Family Code §770 tells us that property acquired by a spouse by gift or inheritance is separate property, regardless of when it is acquired, i.e. before, during, or after marriage.
During divorce proceedings it is common to find that funds contributed by parents or other family members of a spouse to the acquisition of marital property during marriage that was understood to be a “gift” are later claimed to have been a “loan” during a divorce case (or vice versa).
Often discovery is required to determine the intent of the gift, ie to both or just to one spouse. We look at whether both parties’ names are on the check, letter, or loan documents (such as a check or promissory note), whether there is a writing that would satisfy the statute of frauds, whether there is a history of payments being made, and whether the purported debt is enforceable (e.g., that the statute of limitations has or has not run).
The Court’s decision will likely turn on the weight of the evidence, or if no exceptional evidence the stronger inference from the evidence that is available.
Interspousal Gifts as Transmutations
Either spouse can, by making a gift to the other, convert his or her separate property or interest in community property into the other spouse’s separate property. An interspousal gift made on or after 1/1/1985 may be deemed a transmutation if a writing sufficient to satisfy Family Code §852 accompanies the gift. Meaning, since 1985, large gifts between spouses need to be in writing; no more walking into court claiming he/she told me before bed one night that million dollar bank account they had before marriage is “ours.”
A writing is not required for interspousal gifts of clothing, wearing apparel, jewelry, or other tangible articles of a personal nature made on or after 1/1/1985; these are not deemed transmutations if they are insubstantial in value in light of the marriage circumstances and are primarily intended for recipient’s use pursuant to Family Code §852(c). Meaning, you don’t have to be formal for “insubstantial” (little) stuff; however, “insubstantial” can fluctuate between cases, meaning $5,000 earnings might be insubstantial to a couple who earns $1 million per year, but may be substantial to a sole breadwinner earning $50,000 per year.
An interesting case on this subject is Marriage of Steinberger (2001) 91 CA4th 1449, 1465. In this case, a valuable ring was gifted to a spouse with an accompanying card. The Court held that this ring was improperly characterized as the recipient’s separate property, because 1) the accompanying card was an insufficient writing that did not satisfy Family Code §852 and 2) the value of the ring was substantial.
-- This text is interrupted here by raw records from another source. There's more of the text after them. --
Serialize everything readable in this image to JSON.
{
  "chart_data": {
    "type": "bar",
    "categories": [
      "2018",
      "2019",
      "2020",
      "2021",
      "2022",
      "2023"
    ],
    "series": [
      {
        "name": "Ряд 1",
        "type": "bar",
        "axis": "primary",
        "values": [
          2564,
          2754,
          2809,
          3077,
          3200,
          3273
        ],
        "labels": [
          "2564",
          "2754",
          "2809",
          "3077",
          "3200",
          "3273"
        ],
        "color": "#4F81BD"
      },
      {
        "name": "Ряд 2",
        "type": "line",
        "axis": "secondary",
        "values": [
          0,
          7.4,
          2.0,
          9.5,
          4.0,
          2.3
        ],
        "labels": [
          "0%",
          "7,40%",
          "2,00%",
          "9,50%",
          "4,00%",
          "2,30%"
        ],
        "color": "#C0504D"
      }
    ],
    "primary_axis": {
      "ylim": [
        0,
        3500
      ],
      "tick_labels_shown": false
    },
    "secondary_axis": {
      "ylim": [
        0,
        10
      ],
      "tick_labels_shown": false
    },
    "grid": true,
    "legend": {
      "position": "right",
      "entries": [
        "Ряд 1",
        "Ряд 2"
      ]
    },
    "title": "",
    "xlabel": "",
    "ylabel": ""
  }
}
Other examples of writings that courts found did not meet the requirements of Family Code §852 include:
- A partnership modification agreement that simply added wife’s name along with her husband’s as one-third partners was insufficiently clear to change the character of the husband’s existing separate property interest in the partnership when the modification lacked an express declaration that the characterization or ownership of the property was being changed [Marriage of Lafkas (2015) 237 CA4th 921, 940].
- Escrow instructions that required an equal division of the proceeds from the sale of a house was not sufficient to transmute community funds to separate when the couple reconciled before the close of escrow [Marriage of Leni (2006) 144 CA4th 1087].
- A couple’s transfer of property into a revocable trust, with a general assignment, in which the trust agreement had language indicating that the transferred property was community unless identified as separate (which the husband failed to do) was insufficient to constitute transmutation of the husband’s separate property to community [Marriage of Starkman (2005) 129 CA4th 659, 664].
- Documents transferring stock that lacked specific language directing a change in ownership or characterization of the stock resulted in no valid transmutation [Marriage of Barneson (1999) 69 CA4th 583, 593].
As you can see from these examples the courts take the requirement of there being documentary evidence of the intent to change separate property into community property (or vice versa).
Donative Intent and Presumption of Gift
To establish a gift, there must be not only delivery and acceptance but also an intention by the donor to make an unconditional gift. The recipient of the gift will bear the burden of establishing that a gift was intended pursuant. (Marriage of Frick (1986) 181 CA3d 997, 1015).
In some instances, however, there is a presumption of a gift, which shifts the burden of proof to the alleged donor. When, for example, one spouse uses separate or community funds to purchase property in the name of the other spouse alone, the presumption from the form of title applies, and the donor may rebut the presumption that the property is the other spouse’s separate property but only by evidence of a contrary agreement or understanding.
Gifts can be tricky business during a divorce or legal separation. This is especially true for gifts between spouses, which as you’ve see above carries a fairly strict requirement of having the intent put in writing to be effective. If you are contemplating a transaction of significance between spouses or are receiving a large gift from family members, possibly to purchase a home, its best to put in a writing everyone signs the intent of the transaction, or consult a competent family law attorney first.